As a group that has been into the trade fair business since centuries, we strongly believe that business relations and personal encounters at exhibitions will be irreplaceable but offering a hybrid platform will become a standard feature at our physical events, so that we continue to enable our customers to expand reach and transform virtual connections into face-to-face interactions. So in terms of online or virtual exhibitions – while we are actively looking at entering the digital space, we don’t see it as a replacement to our traditional business, rather an enhancement that can complement our existing trade shows, and ensure business continuity in the economic sectors we are present in.

Q: What is the current status of Messe Frankfurt across the globe – where have operations have restarted? What’s in the pipeline? Where do exhibitions seem most likely to take place first?

A: This July 2020, Messe Frankfurt celebrated its 780th birthday by getting straight back to business.
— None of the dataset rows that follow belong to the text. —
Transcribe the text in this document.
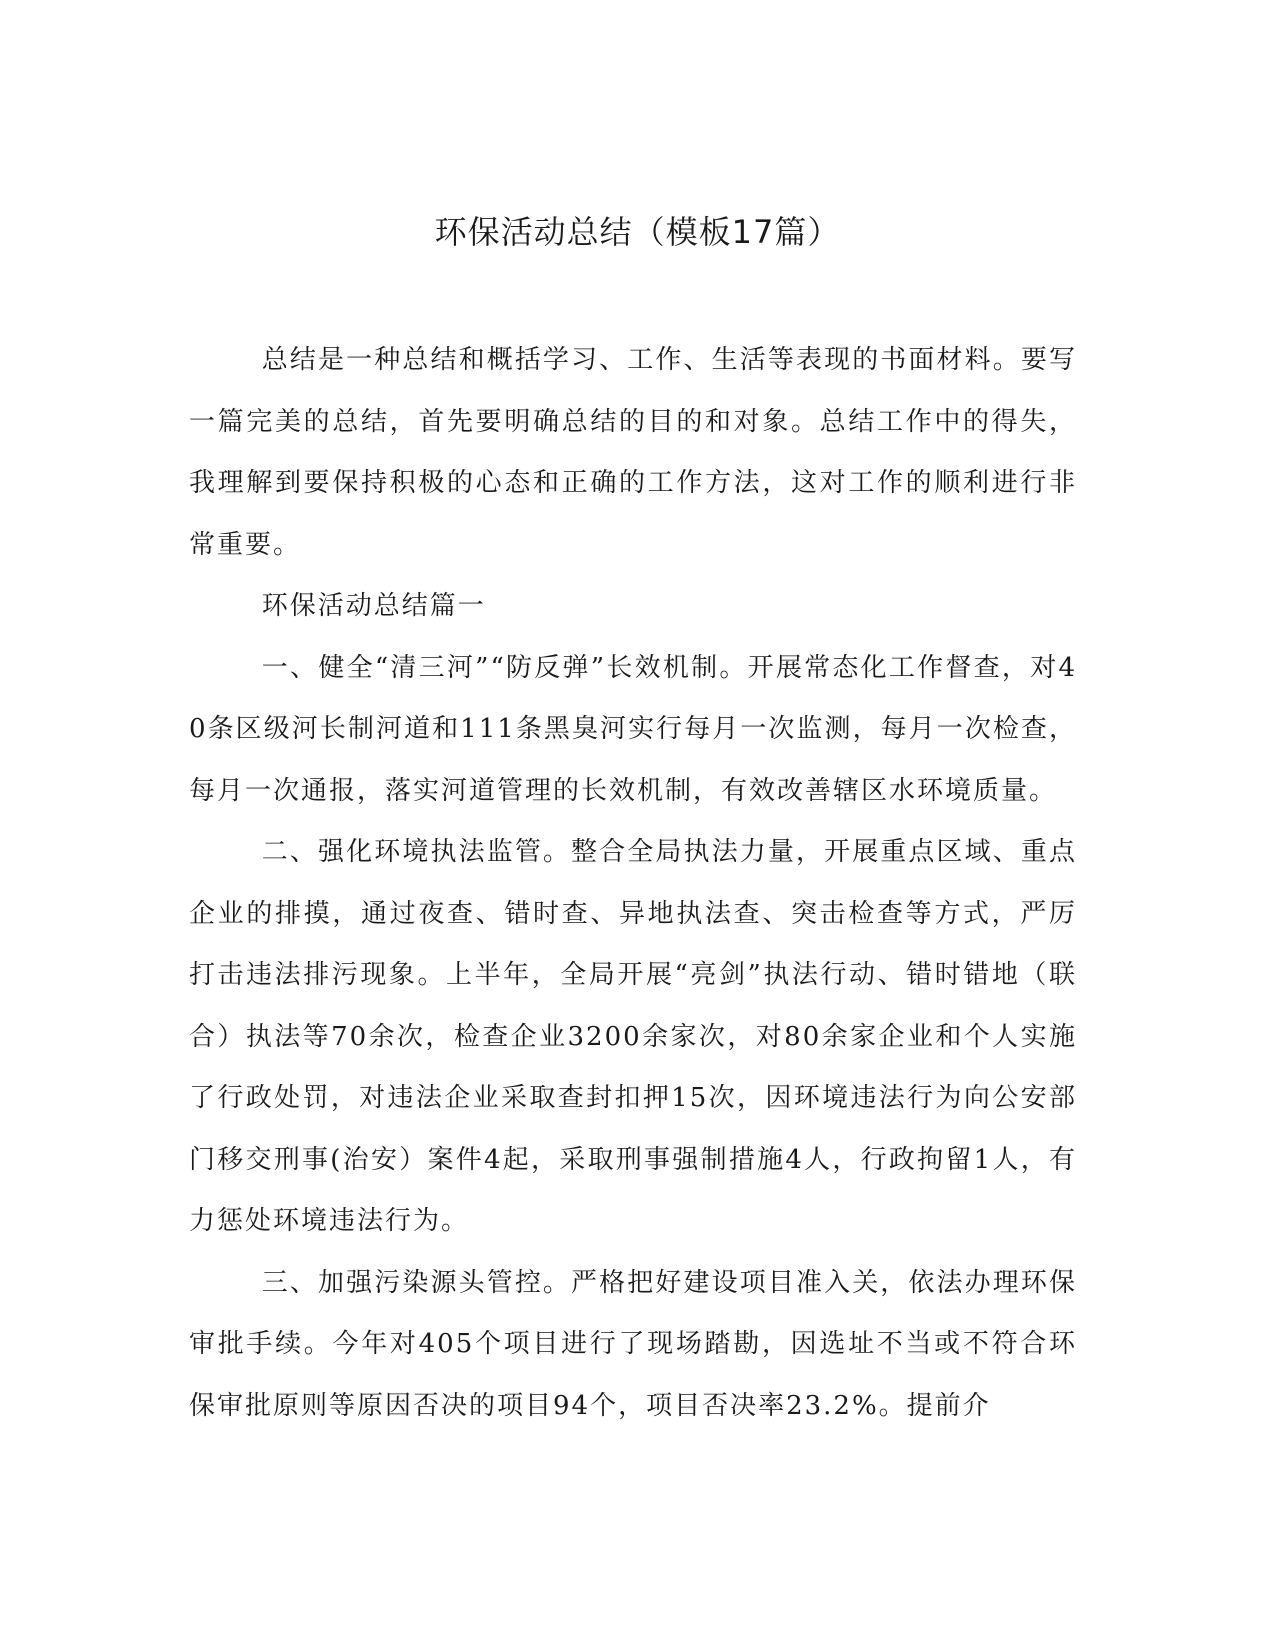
环保活动总结（模板17篇）

总结是一种总结和概括学习、工作、生活等表现的书面材料。要写一篇完美的总结，首先要明确总结的目的和对象。总结工作中的得失，我理解到要保持积极的心态和正确的工作方法，这对工作的顺利进行非常重要。

环保活动总结篇一

一、健全“清三河”“防反弹”长效机制。开展常态化工作督查，对40条区级河长制河道和111条黑臭河实行每月一次监测，每月一次检查，每月一次通报，落实河道管理的长效机制，有效改善辖区水环境质量。

二、强化环境执法监管。整合全局执法力量，开展重点区域、重点企业的排摸，通过夜查、错时查、异地执法查、突击检查等方式，严厉打击违法排污现象。上半年，全局开展“亮剑”执法行动、错时错地（联合）执法等70余次，检查企业3200余家次，对80余家企业和个人实施了行政处罚，对违法企业采取查封扣押15次，因环境违法行为向公安部门移交刑事(治安）案件4起，采取刑事强制措施4人，行政拘留1人，有力惩处环境违法行为。

三、加强污染源头管控。严格把好建设项目准入关，依法办理环保审批手续。今年对405个项目进行了现场踏勘，因选址不当或不符合环保审批原则等原因否决的项目94个，项目否决率23.2%。提前介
The global resumption of our event operations started with Intertextile Shenzhen Apparel Fabrics and the Yarn Expo Shenzhen that took place at the brand-new Shenzhen World Exhibition and Convention Centre in China from 15 to 17 July. A total of 42,000 visits were recorded at the event.

The trade fairs not only demonstrated the importance of personal encounters, but also highlighted the increased need for face-to-face meetings to ensure business continuity in the current situation. Trade fairs are also resuming business in Germany as we are gearing up for the 2020 Frankfurt Book Fair and working in close cooperation with the Health Department of the City of Frankfurt to intensify safety and hygiene measures.

Talking about India, we are currently working in consultation with industry stakeholders on two of our major textile sector trade fairs and are waiting for a green signal from the government for re-opening exhibitions in the country.